| Red Hat Linux 7.1: The Official Red Hat Linux Reference Guide | ||
|---|---|---|
| Prev | Chapter 7. Red Hat Security Primer | Next |
Every system, from a machine used by only one person to an enterprise-level server utilized by thousands of users, should have a security policy. A security policy is a set of guidelines used to gauge whether a particular activity or application should or should not be done or utilized on a system, based on the particular objectives for that system.
Security policies between different systems can vary greatly, but the most important thing is that one actually does exist for your system - whether or not is written down in company policy manual or simply remembered.
Any security policy should be constructed using these features as guides:
Simple rather than complex — The more simple and straightforward the security policy, the more likely the guidelines will be followed and the system kept secure.
Easy to maintain rather than difficult — Security methods and tools, like everything, are subject to change based on new challenges and needs. Your security policy should be built around minimizing the impact changes will have on your system and its users.
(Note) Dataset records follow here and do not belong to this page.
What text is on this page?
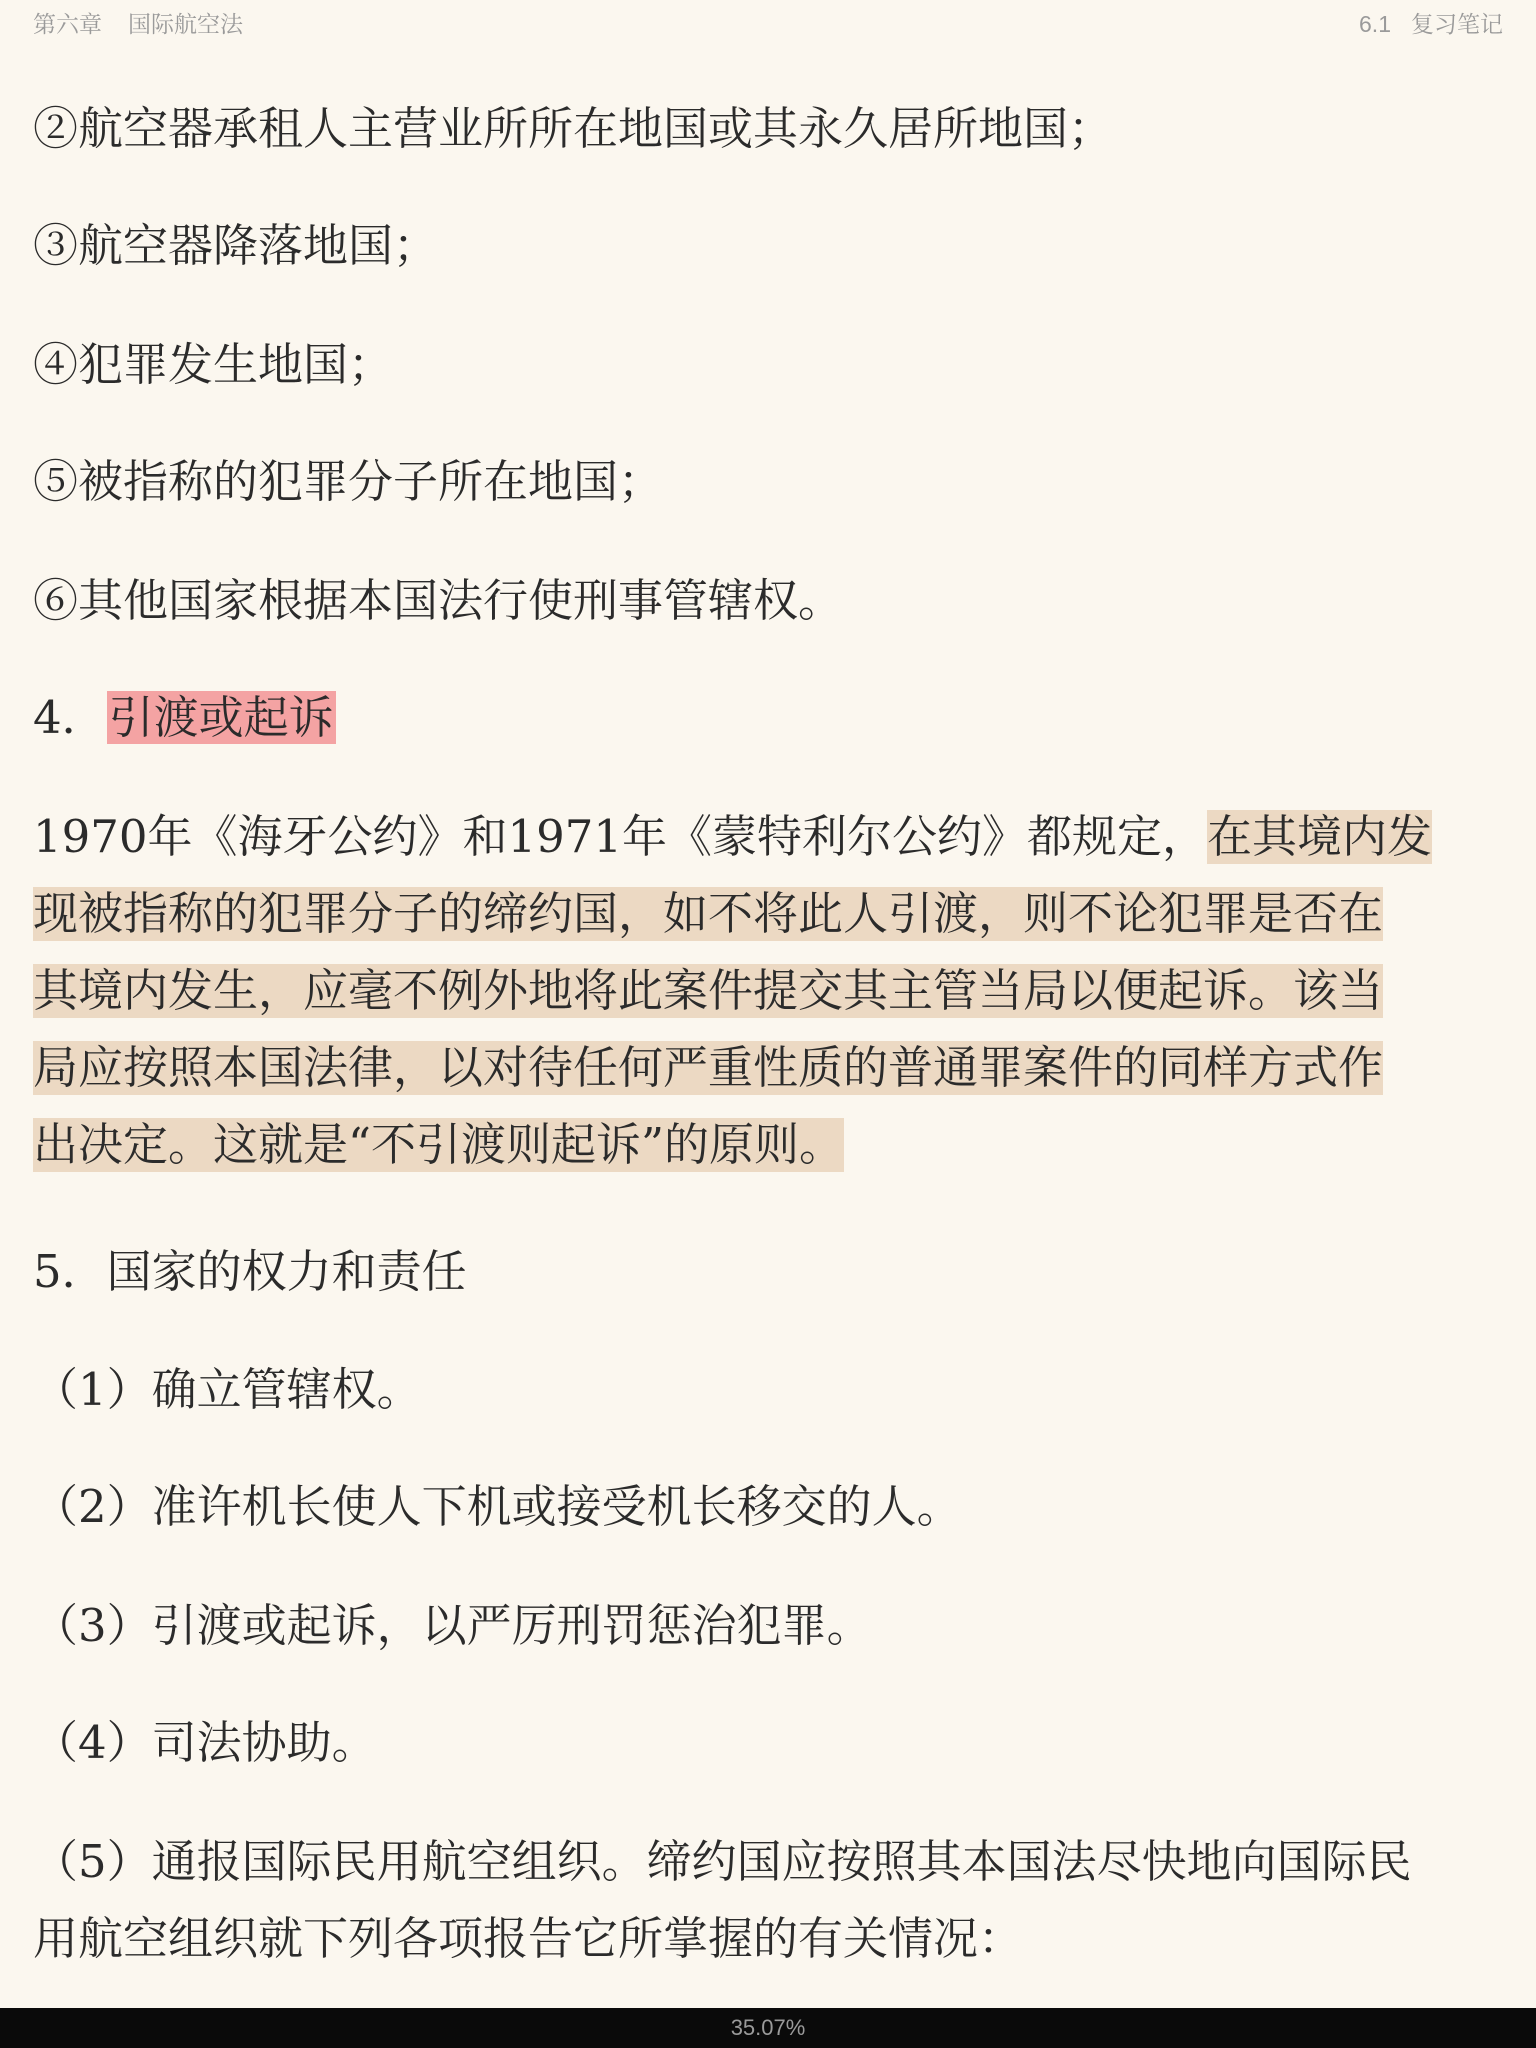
第六章 国际航空法	6.1 复习笔记
②航空器承租人主营业所所在地国或其永久居所地国；
③航空器降落地国；
④犯罪发生地国；
⑤被指称的犯罪分子所在地国；
⑥其他国家根据本国法行使刑事管辖权。
4．引渡或起诉
1970年《海牙公约》和1971年《蒙特利尔公约》都规定，在其境内发
现被指称的犯罪分子的缔约国，如不将此人引渡，则不论犯罪是否在
其境内发生，应毫不例外地将此案件提交其主管当局以便起诉。该当
局应按照本国法律，以对待任何严重性质的普通罪案件的同样方式作
出决定。这就是“不引渡则起诉”的原则。
5．国家的权力和责任
（1）确立管辖权。
（2）准许机长使人下机或接受机长移交的人。
（3）引渡或起诉，以严厉刑罚惩治犯罪。
（4）司法协助。
（5）通报国际民用航空组织。缔约国应按照其本国法尽快地向国际民
用航空组织就下列各项报告它所掌握的有关情况：
35.07%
Promote freedom through confidence in the system's integrity rather than stifling system usability — Avoid security methods and tools that unnecessarily decrease the usefulness of your system when making the system more secure. Quality security methods and tools are almost always win-win, making the system more secure while offering more choice to users wherever possible.
Recognition of fallibility rather than a false sense of security — One of the most successful ways to invite a security problem is through the belief that your system could not possibly have that problem. Rather than resting on your laurels, be eternally vigilant.
Focus on real problems rather than being overoccupied by theoretical ones — Spend your time and effort dealing with the biggest real problems and work down from there. Prioritize your efforts and plug the biggest holes first. To help determine what you should be on the lookout for first, consider turning to http://www.sans.org/topten.htm or similar web sites that detail precise security problems that really do post a threat and exactly what you can do about them.
Immediacy rather than procrastination — Fix problems when you find them and determine that they pose a risk. Don't fall prey to thinking that you can take care of this at a later time. There really is no time like the present, particularly when your system is at stake.
If you find that your security policy is so restrictive that it prevents the system from being used in the way intended, then consider sufficiently changing the policy to loosen access to the system. In the same way, if you find that your system's security is continually being compromised, you should change aspects of your security policy to restrict access. Most importantly, remember that a security policy is not a static document or idea. It must be amended as the needs of your system's objectives and users change. Continuously reconsider your current security policy in the reflection of real world requirements.